Let’ start with a couple of questions…
Question 1: What can you buy for £147?
Question 2: What is the most difficult topic you can discuss?
Answers? How about; you can buy a TV license for £147 and discussing a colleague’s BO…
Or;
£147 buys you, roughly, a year’s primary care and the difficult conversation… talk to GPs about changing reimbursement formulae.
Visits to the RCGP and NAPC conferences tells me there’s an enduring enthusiasm, commitment and exuberance for delivering new models of primary care. A vocational pull and belief structure. Some say, the best job in the world.
Also, a dark shadow… our old-friend, sustainability.
It’s astonishing, <90% of first-contact healthcare, for >11% of the NHS budget.
Present arrangements are more or less the same as giving Sainsbury’s £147 a year and saying; I may come for some groceries, I may not. If I do, I have no idea when or how much stuff I’ll put in the trolley; it might be sixty quid’s worth, or £300.
With additions to include; the cost of buildings, infrastructure and stuff like the redundant QoF… that’s how it works. And, that’s why, last year, just under 100 practices disappeared; shut or merged out of existence.
If a shedload of patients decide to visit their GP and ‘fill their shopping trolley’ practices can’t cope. To make matters worse, becoming a GP is increasingly unpopular, fewer want to become practice partners and take on the risk of over-flowing shopping trolleys.
The problem; in business we’d call it over-trading. Defined as:
“…where a company does more business than its finances allow. It relates to the cash position… occurs when the organisation’s operations expand, with insufficient cash resources”.
Remedies include picking customers who will pay more and arranging for more funds. GPs can’t do that. Working-capital-ratios, income-to-activity goes down the pan.
It looks to me like most GP practices are heading in that direction. Don’t look to the budget for help. The wider NHS is in such debt, it is beyond the life of one parliament to fix.
The nub is demand and how it’s fixed.
Consider commuter demand. The solution has been to force all GPs to open longer hours, with the concomitant cost and staff pressures. The more sensible solution would be to create commuter access to GPs, where the commuters are going, not where they have come from, that means railway stations and offices.
Think shopping trolleys and it can’t be done. Think Amazon, they deliver anywhere. Think pop-up clinics in poorly doctored areas and forget it.
Open up data access and pay doctors and nurses by the number of people they see at Waterloo, or Manchester Central, or Lime Street, or Face-Time… is possible.
But… it’s like the BO discussion, who is brave enough to talk about it.
GP’s businesses are predicated on reimbursement mechanisms that are focussed on buildings and the hope that people won’t turn up and want a trolley full.
Innovations like dedicated eldercare services, specialist nurses, appointments screened by GPs, patients seen by other healthcare professionals… all happens now. But it is the exception. Take-up painful. Reimbursement, so difficult to unpack.
In the history of primary care, there have been important moments. The Collins Report, 1950, attacking quality. The 1966 ‘Charter’ opened the way for integrated practices. Since 1990, Fundholding has come and gone. In 2004 family practice disappeared; practice lists and the tangle of OOH started. We desperately need another ‘moment’.
GPs say they are busy. How busy?
There is no central data collection to tell us how many GP appointment slots there will be today, no way of knowing how many gaps.
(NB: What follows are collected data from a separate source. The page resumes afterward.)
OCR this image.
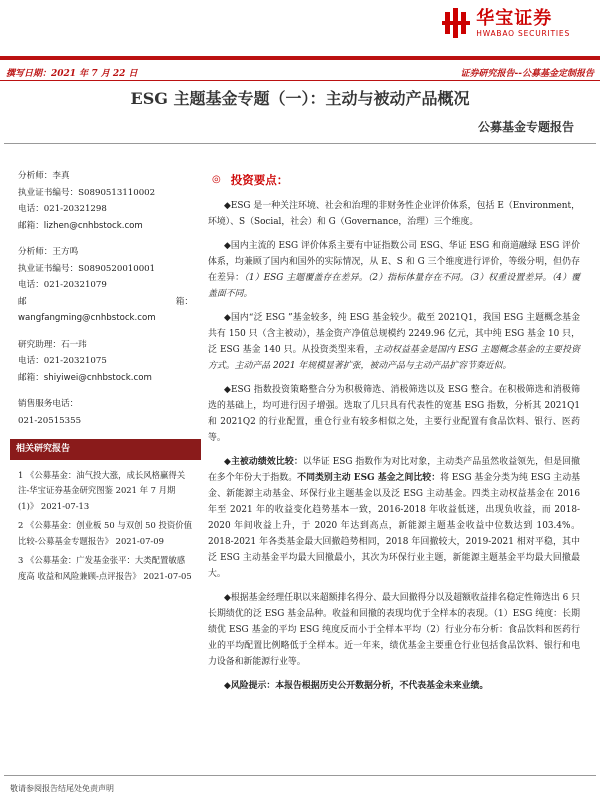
华宝证券
HWABAO SECURITIES
撰写日期：2021 年 7 月 22 日	证券研究报告--公募基金定制报告
ESG 主题基金专题（一）：主动与被动产品概况
公募基金专题报告
分析师：李真
执业证书编号：S0890513110002
电话：021-20321298
邮箱：lizhen@cnhbstock.com
分析师：王方鸣
执业证书编号：S0890520010001
电话：021-20321079
邮	箱：
wangfangming@cnhbstock.com
研究助理：石一玮
电话：021-20321075
邮箱：shiyiwei@cnhbstock.com
销售服务电话：
021-20515355
相关研究报告
1 《公募基金：油气投大涨，成长风格赢得关注-华宝证券基金研究图鉴 2021 年 7 月期(1)》 2021-07-13
2 《公募基金：创业板 50 与双创 50 投资价值比较-公募基金专题报告》 2021-07-09
3 《公募基金：广发基金张平：大类配置敏感度高 收益和风险兼顾-点评报告》 2021-07-05
◎ 投资要点：

◆ESG 是一种关注环境、社会和治理的非财务性企业评价体系，包括 E（Environment，环境）、S（Social，社会）和 G（Governance，治理）三个维度。

◆国内主流的 ESG 评价体系主要有中证指数公司 ESG、华证 ESG 和商道融绿 ESG 评价体系，均兼顾了国内和国外的实际情况，从 E、S 和 G 三个维度进行评价，等级分明，但仍存在差异：（1）ESG 主题覆盖存在差异。（2）指标体量存在不同。（3）权重设置差异。（4）覆盖面不同。

◆国内“泛 ESG ”基金较多，纯 ESG 基金较少。截至 2021Q1，我国 ESG 主题概念基金共有 150 只（含主被动），基金资产净值总规模约 2249.96 亿元，其中纯 ESG 基金 10 只，泛 ESG 基金 140 只。从投资类型来看，主动权益基金是国内 ESG 主题概念基金的主要投资方式。主动产品 2021 年规模显著扩张，被动产品与主动产品扩容节奏近似。

◆ESG 指数投资策略整合分为积极筛选、消极筛选以及 ESG 整合。在积极筛选和消极筛选的基础上，均可进行因子增强。选取了几只具有代表性的宽基 ESG 指数，分析其 2021Q1 和 2021Q2 的行业配置，重仓行业有较多相似之处，主要行业配置有食品饮料、银行、医药等。

◆主被动绩效比较：以华证 ESG 指数作为对比对象，主动类产品虽然收益领先，但是回撤在多个年份大于指数。不同类别主动 ESG 基金之间比较：将 ESG 基金分类为纯 ESG 主动基金、新能源主动基金、环保行业主题基金以及泛 ESG 主动基金。四类主动权益基金在 2016 年至 2021 年的收益变化趋势基本一致，2016-2018 年收益低迷，出现负收益，而 2018-2020 年间收益上升，于 2020 年达到高点，新能源主题基金收益中位数达到 103.4%。2018-2021 年各类基金最大回撤趋势相同，2018 年回撤较大，2019-2021 相对平稳，其中泛 ESG 主动基金平均最大回撤最小，其次为环保行业主题，新能源主题基金平均最大回撤最大。

◆根据基金经理任职以来超额排名得分、最大回撤得分以及超额收益排名稳定性筛选出 6 只长期绩优的泛 ESG 基金品种。收益和回撤的表现均优于全样本的表现。（1）ESG 纯度：长期绩优 ESG 基金的平均 ESG 纯度反而小于全样本平均（2）行业分布分析：食品饮料和医药行业的平均配置比例略低于全样本。近一年来，绩优基金主要重仓行业包括食品饮料、银行和电力设备和新能源行业等。

◆风险提示：本报告根据历史公开数据分析，不代表基金未来业绩。

敬请参阅报告结尾处免责声明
No way of diverting patients to practises with capacity and no way to reimburse the doc’s if we did.
Amazon use data; forecast demand, make sure they’re stocked-up with what we’ll want. Leverage data and reimbursement and we could do the same.
We guess at how many DNAs and there’s no way to find out why. Of the ones that attend, we’ve no real-time way to know what they wanted and was it fixed.
Change list-based practice and you could do all sorts of things; or would we be off our trolley.